People did not go home. They remained standing for a while, renewing their conversations, examining each word George had said. Prognosis, now what might that mean? Coma. Brain-death. If her brain was dead, that was it. Might as well expect a can of peas to talk as a person with a dead brain. Well, maybe that would be it if this was a natural situation, but things were hardly natural anymore, were they?
They sat down again. Darkness came. The glow of Coleman lamps came on in the house where the old woman lay. They would go home later, and lie sleepless.
Talk turned hesitantly to the dark man. If Mother Abagail died, didn’t that mean he was stronger?

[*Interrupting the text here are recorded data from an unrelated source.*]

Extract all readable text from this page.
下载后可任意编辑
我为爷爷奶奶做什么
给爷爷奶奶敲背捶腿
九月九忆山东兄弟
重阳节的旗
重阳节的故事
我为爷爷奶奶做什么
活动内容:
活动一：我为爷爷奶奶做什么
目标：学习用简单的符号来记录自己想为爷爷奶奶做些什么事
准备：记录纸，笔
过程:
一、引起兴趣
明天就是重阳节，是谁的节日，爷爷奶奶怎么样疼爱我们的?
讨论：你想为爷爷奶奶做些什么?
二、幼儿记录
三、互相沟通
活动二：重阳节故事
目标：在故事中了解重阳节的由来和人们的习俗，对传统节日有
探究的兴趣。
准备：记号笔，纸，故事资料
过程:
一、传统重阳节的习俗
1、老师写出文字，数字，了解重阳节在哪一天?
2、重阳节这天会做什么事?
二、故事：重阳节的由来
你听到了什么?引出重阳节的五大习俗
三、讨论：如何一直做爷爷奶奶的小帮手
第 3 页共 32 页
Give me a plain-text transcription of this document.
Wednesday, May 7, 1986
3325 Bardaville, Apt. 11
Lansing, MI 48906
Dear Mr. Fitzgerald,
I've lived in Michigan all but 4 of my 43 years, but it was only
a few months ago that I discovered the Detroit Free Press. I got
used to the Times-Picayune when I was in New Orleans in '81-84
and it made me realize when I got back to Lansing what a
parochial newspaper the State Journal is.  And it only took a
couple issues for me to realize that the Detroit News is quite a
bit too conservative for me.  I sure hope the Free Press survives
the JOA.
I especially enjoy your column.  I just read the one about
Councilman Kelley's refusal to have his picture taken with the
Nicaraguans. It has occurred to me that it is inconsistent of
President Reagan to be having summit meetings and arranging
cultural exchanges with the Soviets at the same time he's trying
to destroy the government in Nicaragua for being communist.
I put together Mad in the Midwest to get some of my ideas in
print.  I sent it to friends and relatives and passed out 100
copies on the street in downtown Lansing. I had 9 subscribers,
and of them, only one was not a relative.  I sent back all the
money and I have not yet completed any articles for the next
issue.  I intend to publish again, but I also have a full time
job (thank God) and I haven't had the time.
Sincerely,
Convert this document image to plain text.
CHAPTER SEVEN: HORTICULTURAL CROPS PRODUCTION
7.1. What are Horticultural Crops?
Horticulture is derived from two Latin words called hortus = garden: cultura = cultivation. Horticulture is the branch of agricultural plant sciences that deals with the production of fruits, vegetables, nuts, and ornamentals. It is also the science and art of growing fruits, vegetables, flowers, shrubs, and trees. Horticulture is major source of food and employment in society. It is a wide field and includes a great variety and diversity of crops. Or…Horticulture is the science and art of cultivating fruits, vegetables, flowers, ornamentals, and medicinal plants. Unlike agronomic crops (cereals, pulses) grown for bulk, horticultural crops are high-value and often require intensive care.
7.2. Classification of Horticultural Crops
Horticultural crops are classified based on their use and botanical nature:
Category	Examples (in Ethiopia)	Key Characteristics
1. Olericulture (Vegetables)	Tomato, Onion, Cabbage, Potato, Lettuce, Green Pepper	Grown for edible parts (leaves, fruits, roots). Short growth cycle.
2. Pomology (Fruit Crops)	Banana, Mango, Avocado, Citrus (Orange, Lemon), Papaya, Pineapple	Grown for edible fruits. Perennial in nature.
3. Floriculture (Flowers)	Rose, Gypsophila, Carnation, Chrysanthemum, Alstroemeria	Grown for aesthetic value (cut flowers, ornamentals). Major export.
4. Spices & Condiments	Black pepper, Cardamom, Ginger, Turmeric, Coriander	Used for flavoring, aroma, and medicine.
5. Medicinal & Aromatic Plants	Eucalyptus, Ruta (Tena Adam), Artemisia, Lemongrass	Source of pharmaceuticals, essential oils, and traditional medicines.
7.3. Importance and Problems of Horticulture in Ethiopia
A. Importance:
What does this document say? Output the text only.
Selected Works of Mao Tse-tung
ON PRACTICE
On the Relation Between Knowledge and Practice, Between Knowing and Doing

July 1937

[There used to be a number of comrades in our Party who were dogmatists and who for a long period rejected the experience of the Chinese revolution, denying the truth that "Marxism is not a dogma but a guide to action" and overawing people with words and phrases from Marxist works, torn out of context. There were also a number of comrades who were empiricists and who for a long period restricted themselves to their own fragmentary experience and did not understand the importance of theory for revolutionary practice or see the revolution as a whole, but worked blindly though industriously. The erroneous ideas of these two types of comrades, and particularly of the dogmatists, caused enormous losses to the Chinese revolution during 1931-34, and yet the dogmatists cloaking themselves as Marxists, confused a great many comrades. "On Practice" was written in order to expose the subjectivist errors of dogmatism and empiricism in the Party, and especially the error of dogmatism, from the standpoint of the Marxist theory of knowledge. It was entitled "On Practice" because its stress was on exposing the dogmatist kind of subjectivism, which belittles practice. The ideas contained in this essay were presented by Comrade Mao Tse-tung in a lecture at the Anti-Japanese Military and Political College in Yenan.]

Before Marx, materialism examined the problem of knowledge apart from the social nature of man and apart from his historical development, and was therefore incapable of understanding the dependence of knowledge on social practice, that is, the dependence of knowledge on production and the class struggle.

What do you mean, “not necessarily”?
Well I hold he’s Satan, pure and simple.
The Antichrist, that’s what I think. We’re living out the Book of Revelation right in our own time . . . how can you doubt it? “And the seven vials were opened . . Sure sounds like the superflu to me.
Ah, balls, people said Hitler was the Antichrist.
If those dreams come back, I’ll kill myself.
Crickets began to chirrup. Stars spread across the sky. The chill in the air was duly commented on. Pipes and cigarettes glowed in the dark.
I heard the Power people went right ahead turning things off.
Good for them. If they don’t get the lights and heat back on pretty quick, we’re going to be in trouble.
Low murmur of voices, now faceless in the gloom.
I guess we’re safe for this winter. Sure enough. No way he can get over the passes. Too full of cars and snow. But in the spring . . .
Suppose he’s got a few A-bombs?
Fuck the A-bomb, what if he’s got a few of those dirty neutron bombs? Or the other six of Sally’s seven vials?
Or planes?
What’s to do?
I don’t know.
Damn if I know.
Ain’t got a friggin clue.
And around ten o’clock Stu Redman, Glen Bateman, and Ralph Brentner passed among them, talking quietly and passing out fliers, telling them to pass the word on to those not here tonight. Glen was limping slightly because a flying stove dial had clipped a piece of meat out of his right calf. The mimeographed posters said: FREE ZONE MEETING * MUNZINGER AUDITORIUM * SEPTEMBER 4 * 8:00 P.M.